Le fait est suffisamment équivoque et outrancier pour que l’on y revienne. D’ailleurs, pratiquement aucun commentaire n’a été fait à notre connaissance en ce qui concerne cet « événement ».
Samedi dernier, sur les marches du Théâtre municipal et alentour, ils étaient nombreux à scander des slogans contre la loi de réconciliation. Majoritairement jeunes et fortement mobilisés, les manifestants ont fustigé cette loi et ceux qui l’ont portée sur les fonts baptismaux.
Seulement, à plusieurs reprises, le terme « tahhan » – طحان – (au singulier et au pluriel) a été proféré à plusieurs reprises. Cette expression très connotée en arabe tunisien désigne au sens propre un meunier et prend au sens figuré un caractère d’insulte.
Ce terme fait clairement partie du registre des « gros mots » et constitue sans doute aucun une injure qui n’est pas admise dans le langage courant et porte un sens scabreux.
L’utilisation de ce terme dans une manifestation politique l’éclaire d’un nouveau jour. En effet, dans l’esprit des manifestants, ce terme était introduit dans le sens de « corrompu » ou « salaud ». Scandé à plusieurs reprises, ce terme est donc passé dans le registre des expressions politiques, ce qui d’ailleurs renseigne sur le niveau atteint par le « débat démocratique » en Tunisie.
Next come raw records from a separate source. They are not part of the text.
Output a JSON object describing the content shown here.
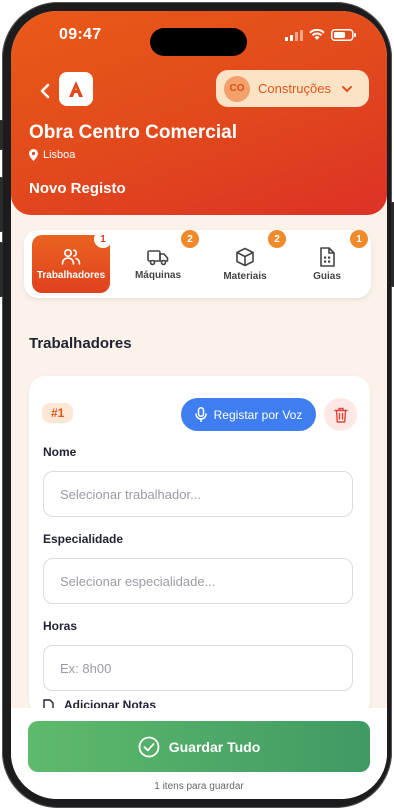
{
  "status": {
    "time": "09:47"
  },
  "header": {
    "back_icon": "chevron-left-icon",
    "logo_letter": "A",
    "company": {
      "initials": "CO",
      "name": "Construções"
    },
    "project_title": "Obra Centro Comercial",
    "location": "Lisboa",
    "page_title": "Novo Registo"
  },
  "tabs": [
    {
      "label": "Trabalhadores",
      "count": "1",
      "icon": "users-icon",
      "active": true
    },
    {
      "label": "Máquinas",
      "count": "2",
      "icon": "truck-icon",
      "active": false
    },
    {
      "label": "Materiais",
      "count": "2",
      "icon": "box-icon",
      "active": false
    },
    {
      "label": "Guias",
      "count": "1",
      "icon": "document-icon",
      "active": false
    }
  ],
  "section_title": "Trabalhadores",
  "entry": {
    "number": "#1",
    "voice_button": "Registar por Voz",
    "name_label": "Nome",
    "name_placeholder": "Selecionar trabalhador...",
    "specialty_label": "Especialidade",
    "specialty_placeholder": "Selecionar especialidade...",
    "hours_label": "Horas",
    "hours_placeholder": "Ex: 8h00",
    "notes_label": "Adicionar Notas"
  },
  "footer": {
    "save_label": "Guardar Tudo",
    "pending_text": "1 itens para guardar"
  },
  "colors": {
    "brand_orange": "#e24a1c",
    "voice_blue": "#3f7ef0",
    "save_green": "#4caa66"
  }
}
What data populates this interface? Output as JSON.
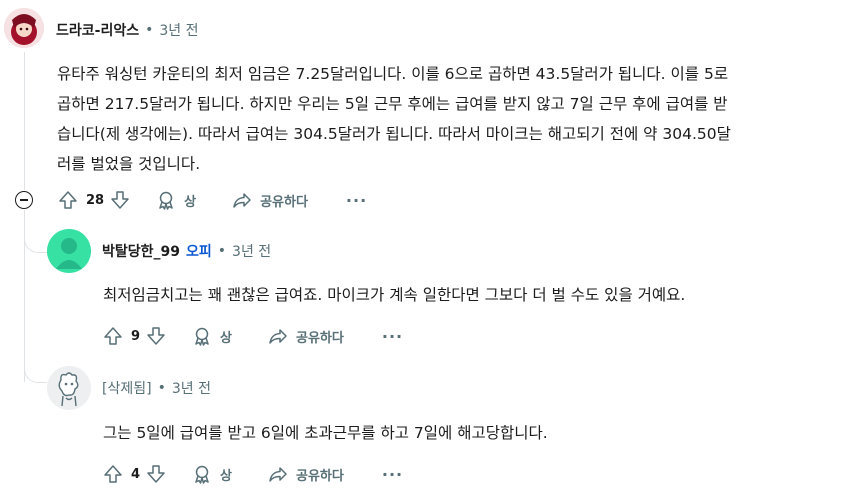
{
  "comments": [
    {
      "author": "드라코-리악스",
      "time": "3년 전",
      "body_lines": [
        "유타주 워싱턴 카운티의 최저 임금은 7.25달러입니다. 이를 6으로 곱하면 43.5달러가 됩니다. 이를 5로",
        "곱하면 217.5달러가 됩니다. 하지만 우리는 5일 근무 후에는 급여를 받지 않고 7일 근무 후에 급여를 받",
        "습니다(제 생각에는). 따라서 급여는 304.5달러가 됩니다. 따라서 마이크는 해고되기 전에 약 304.50달",
        "러를 벌었을 것입니다."
      ],
      "votes": "28",
      "award_label": "상",
      "share_label": "공유하다",
      "more": "···"
    },
    {
      "author": "박탈당한_99",
      "badge": "오피",
      "time": "3년 전",
      "body": "최저임금치고는 꽤 괜찮은 급여죠. 마이크가 계속 일한다면 그보다 더 벌 수도 있을 거예요.",
      "votes": "9",
      "award_label": "상",
      "share_label": "공유하다",
      "more": "···"
    },
    {
      "author": "[삭제됨]",
      "time": "3년 전",
      "body": "그는 5일에 급여를 받고 6일에 초과근무를 하고 7일에 해고당합니다.",
      "votes": "4",
      "award_label": "상",
      "share_label": "공유하다",
      "more": "···"
    }
  ],
  "colors": {
    "meta": "#576f76",
    "op_badge": "#0a56d0",
    "avatar2": "#37e0a3",
    "thread_line": "#e0e3e5"
  },
  "icons": [
    "upvote-icon",
    "downvote-icon",
    "award-icon",
    "share-icon",
    "collapse-icon"
  ]
}
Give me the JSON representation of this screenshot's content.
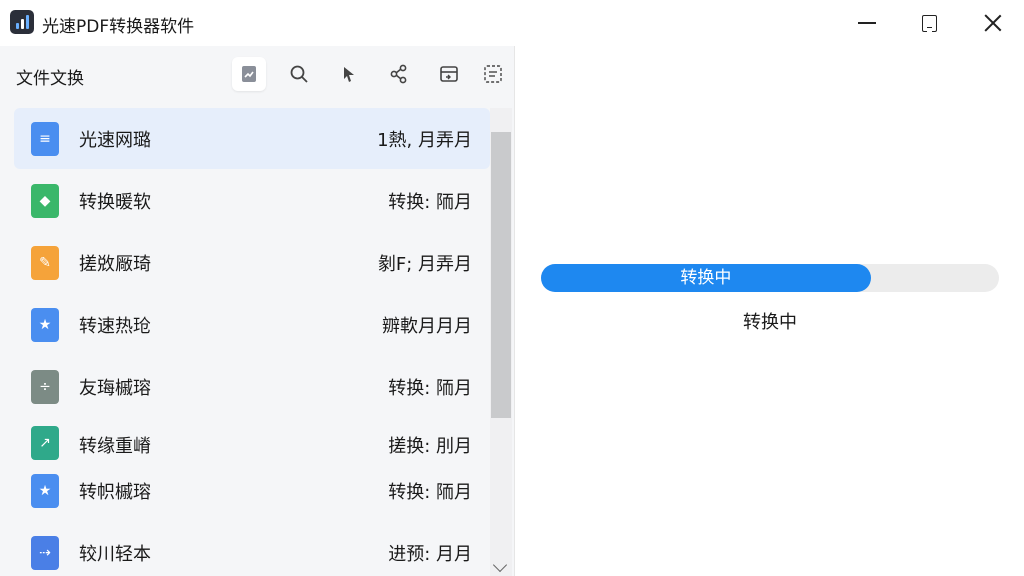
{
  "window": {
    "title": "光速PDF转换器软件",
    "controls": {
      "minimize_icon": "minimize-icon",
      "maximize_icon": "maximize-icon",
      "close_icon": "close-icon"
    }
  },
  "left_pane": {
    "section_title": "文件文换",
    "toolbar_icons": [
      "convert-icon",
      "search-icon",
      "pointer-icon",
      "share-icon",
      "export-icon",
      "settings-icon"
    ],
    "files": [
      {
        "name": "光速网璐",
        "status": "1熱, 月弄月",
        "icon": "document-icon",
        "color": "#4a8ef0",
        "glyph": "≡"
      },
      {
        "name": "转换暖软",
        "status": "转换: 陑月",
        "icon": "diamond-icon",
        "color": "#3ab76a",
        "glyph": "◆"
      },
      {
        "name": "搓敚厰琦",
        "status": "剶F; 月弄月",
        "icon": "folder-edit-icon",
        "color": "#f5a33a",
        "glyph": "✎"
      },
      {
        "name": "转速热玱",
        "status": "辧軟月月月",
        "icon": "star-icon",
        "color": "#4a8ef0",
        "glyph": "★"
      },
      {
        "name": "友珻槭瑢",
        "status": "转换: 陑月",
        "icon": "divide-icon",
        "color": "#7c8b85",
        "glyph": "÷"
      },
      {
        "name": "转缘重嵴",
        "status": "搓换: 刖月",
        "icon": "chart-icon",
        "color": "#2fa98a",
        "glyph": "↗"
      },
      {
        "name": "转帜槭瑢",
        "status": "转换: 陑月",
        "icon": "star-icon",
        "color": "#4a8ef0",
        "glyph": "★"
      },
      {
        "name": "较川轻本",
        "status": "进预: 月月",
        "icon": "arrow-icon",
        "color": "#4a7fe6",
        "glyph": "⇢"
      }
    ]
  },
  "right_pane": {
    "progress": {
      "percent": 0.72,
      "label": "转换中",
      "fill_color": "#1e88f0"
    },
    "status_text": "转换中"
  }
}
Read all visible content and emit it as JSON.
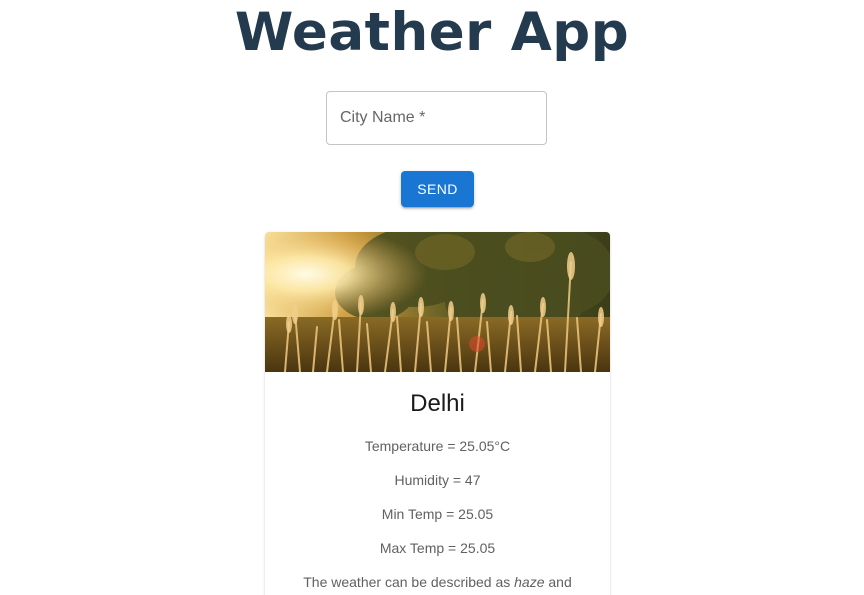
{
  "app": {
    "title": "Weather App"
  },
  "search": {
    "placeholder": "City Name *",
    "value": "",
    "send_label": "SEND"
  },
  "card": {
    "image_alt": "Sunlit field of tall grass with trees in the background",
    "city": "Delhi",
    "stats": [
      "Temperature = 25.05°C",
      "Humidity = 47",
      "Min Temp = 25.05",
      "Max Temp = 25.05"
    ],
    "description": {
      "prefix": "The weather can be described as",
      "condition": "haze",
      "suffix": "and"
    }
  },
  "colors": {
    "title": "#233a4f",
    "accent": "#1976d2",
    "text_secondary": "#616161"
  }
}
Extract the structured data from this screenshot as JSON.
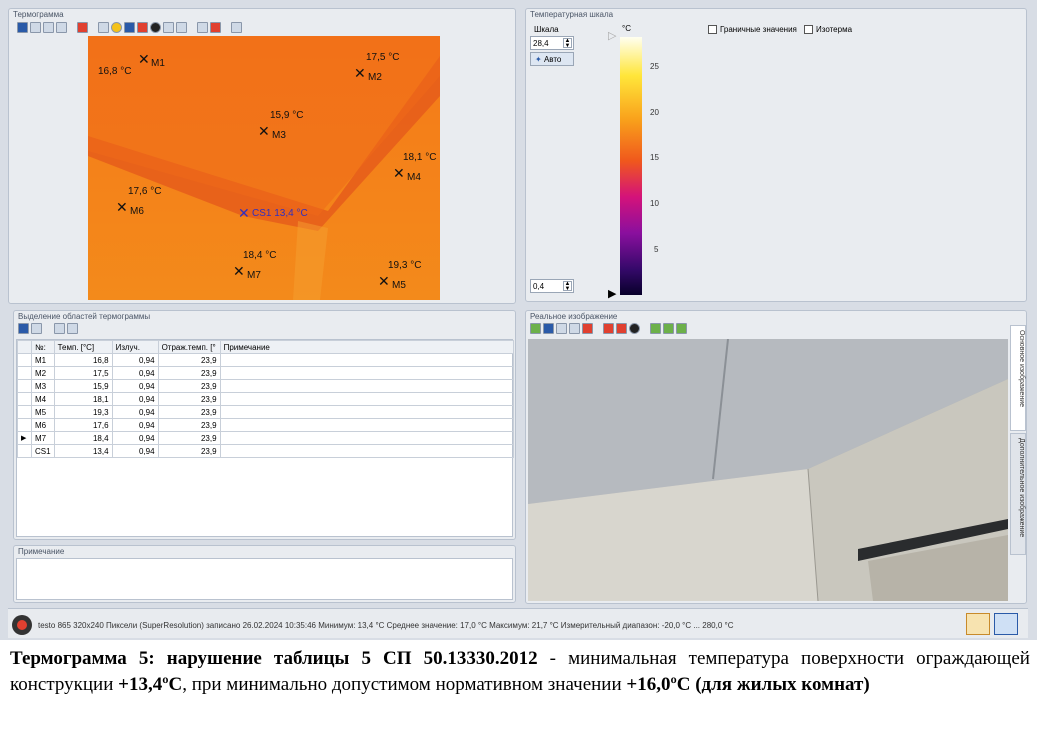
{
  "thermogram": {
    "title": "Термограмма",
    "markers": [
      {
        "id": "M1",
        "temp": "16,8 °C"
      },
      {
        "id": "M2",
        "temp": "17,5 °C"
      },
      {
        "id": "M3",
        "temp": "15,9 °C"
      },
      {
        "id": "M4",
        "temp": "18,1 °C"
      },
      {
        "id": "M5",
        "temp": "19,3 °C"
      },
      {
        "id": "M6",
        "temp": "17,6 °C"
      },
      {
        "id": "M7",
        "temp": "18,4 °C"
      },
      {
        "id": "CS1",
        "temp": "CS1 13,4 °C"
      }
    ]
  },
  "scale": {
    "title": "Температурная шкала",
    "label": "Шкала",
    "max": "28,4",
    "min": "0,4",
    "auto": "Авто",
    "unit": "°C",
    "ticks": [
      "25",
      "20",
      "15",
      "10",
      "5"
    ],
    "limits_label": "Граничные значения",
    "isotherm_label": "Изотерма"
  },
  "regions": {
    "title": "Выделение областей термограммы",
    "headers": [
      "№:",
      "Темп. [°C]",
      "Излуч.",
      "Отраж.темп. [°",
      "Примечание"
    ],
    "rows": [
      [
        "M1",
        "16,8",
        "0,94",
        "23,9",
        ""
      ],
      [
        "M2",
        "17,5",
        "0,94",
        "23,9",
        ""
      ],
      [
        "M3",
        "15,9",
        "0,94",
        "23,9",
        ""
      ],
      [
        "M4",
        "18,1",
        "0,94",
        "23,9",
        ""
      ],
      [
        "M5",
        "19,3",
        "0,94",
        "23,9",
        ""
      ],
      [
        "M6",
        "17,6",
        "0,94",
        "23,9",
        ""
      ],
      [
        "M7",
        "18,4",
        "0,94",
        "23,9",
        ""
      ],
      [
        "CS1",
        "13,4",
        "0,94",
        "23,9",
        ""
      ]
    ]
  },
  "note": {
    "title": "Примечание"
  },
  "real_image": {
    "title": "Реальное изображение",
    "tab_main": "Основное изображение",
    "tab_extra": "Дополнительное изображение"
  },
  "status": {
    "text": "testo 865 320x240 Пиксели (SuperResolution) записано 26.02.2024 10:35:46  Минимум: 13,4 °C  Среднее значение: 17,0 °C  Максимум: 21,7 °C  Измерительный диапазон: -20,0 °C ... 280,0 °C"
  },
  "caption": {
    "bold1": "Термограмма  5: нарушение таблицы 5 СП 50.13330.2012",
    "text1": " - минимальная температура поверхности ограждающей конструкции ",
    "bold2": "+13,4ºC",
    "text2": ", при минимально допустимом нормативном значении ",
    "bold3": "+16,0ºC (для жилых комнат)"
  },
  "colors": {
    "thermo_orange": "#f28218",
    "thermo_dark": "#d94a1c",
    "accent": "#2a5aa8"
  }
}
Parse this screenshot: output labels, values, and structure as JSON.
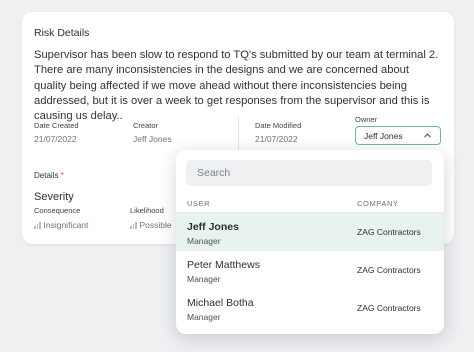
{
  "risk": {
    "title": "Risk Details",
    "description": "Supervisor has been slow to respond to TQ's submitted by our team at terminal 2. There are many inconsistencies in the designs and we are concerned about quality being affected if we move ahead without there inconsistencies being addressed, but it is over a week to get responses from the supervisor and this is causing us delay..",
    "date_created_label": "Date Created",
    "date_created": "21/07/2022",
    "creator_label": "Creator",
    "creator": "Jeff Jones",
    "date_modified_label": "Date Modified",
    "date_modified": "21/07/2022",
    "owner_label": "Owner",
    "owner_value": "Jeff Jones",
    "details_label": "Details",
    "required_marker": "*",
    "severity_title": "Severity",
    "consequence_label": "Consequence",
    "consequence_value": "Insignificant",
    "likelihood_label": "Likelihood",
    "likelihood_value": "Possible"
  },
  "dropdown": {
    "search_placeholder": "Search",
    "col_user": "USER",
    "col_company": "COMPANY",
    "rows": [
      {
        "name": "Jeff Jones",
        "role": "Manager",
        "company": "ZAG Contractors",
        "selected": true
      },
      {
        "name": "Peter Matthews",
        "role": "Manager",
        "company": "ZAG Contractors",
        "selected": false
      },
      {
        "name": "Michael Botha",
        "role": "Manager",
        "company": "ZAG Contractors",
        "selected": false
      }
    ]
  },
  "colors": {
    "accent_border": "#6fb79a",
    "selected_row_bg": "#e8f3ee",
    "required": "#e04747"
  },
  "icons": {
    "owner_toggle": "chevron-up-icon",
    "level_indicator": "signal-bars-icon"
  }
}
A mon humble avis, il s’agit d’un véritable dérapage car une saine colère ne saurait choisir ce lexique ordurier. D’autres seront d’un avis différent et nous pouvons en discuter.
Pus grave, la même manifestation a eu recours à des slogans qui en général, ont cours dans les stades, en particulier dans les virages. Ainsi, à plusieurs reprises, on a entendu le slogan « Toul amarkom tichou tahanna » qui signifie littéralement « Toutes vos vies vous les passerez comme des cocus » et se chante lorsque les supporteurs fustigent les joueurs de leur propre équipe. Ce qui en soi prête à rire quand nous sommes dans une manifestation où la gauche proteste contre une loi votée par la droite.
Bref, ces propos orduriers qui proviennent d’un registre n’ayant rien à voir avec les protestations politiques, s’inscrivent désormais en lettres honteuses dans le dictionnaire politique tunisien.
Dans le passé, nous avions eu à entendre les propos scabreux d’un certain Safi Said ou les outrances de quelques députés en pleine hystérie. Cette fois, nous sommes confrontés à des slogans d’un autre type qui en disent long sur nos mœurs politiques actuelles et les dialogues de sourds qui nous servent de débats d’idées.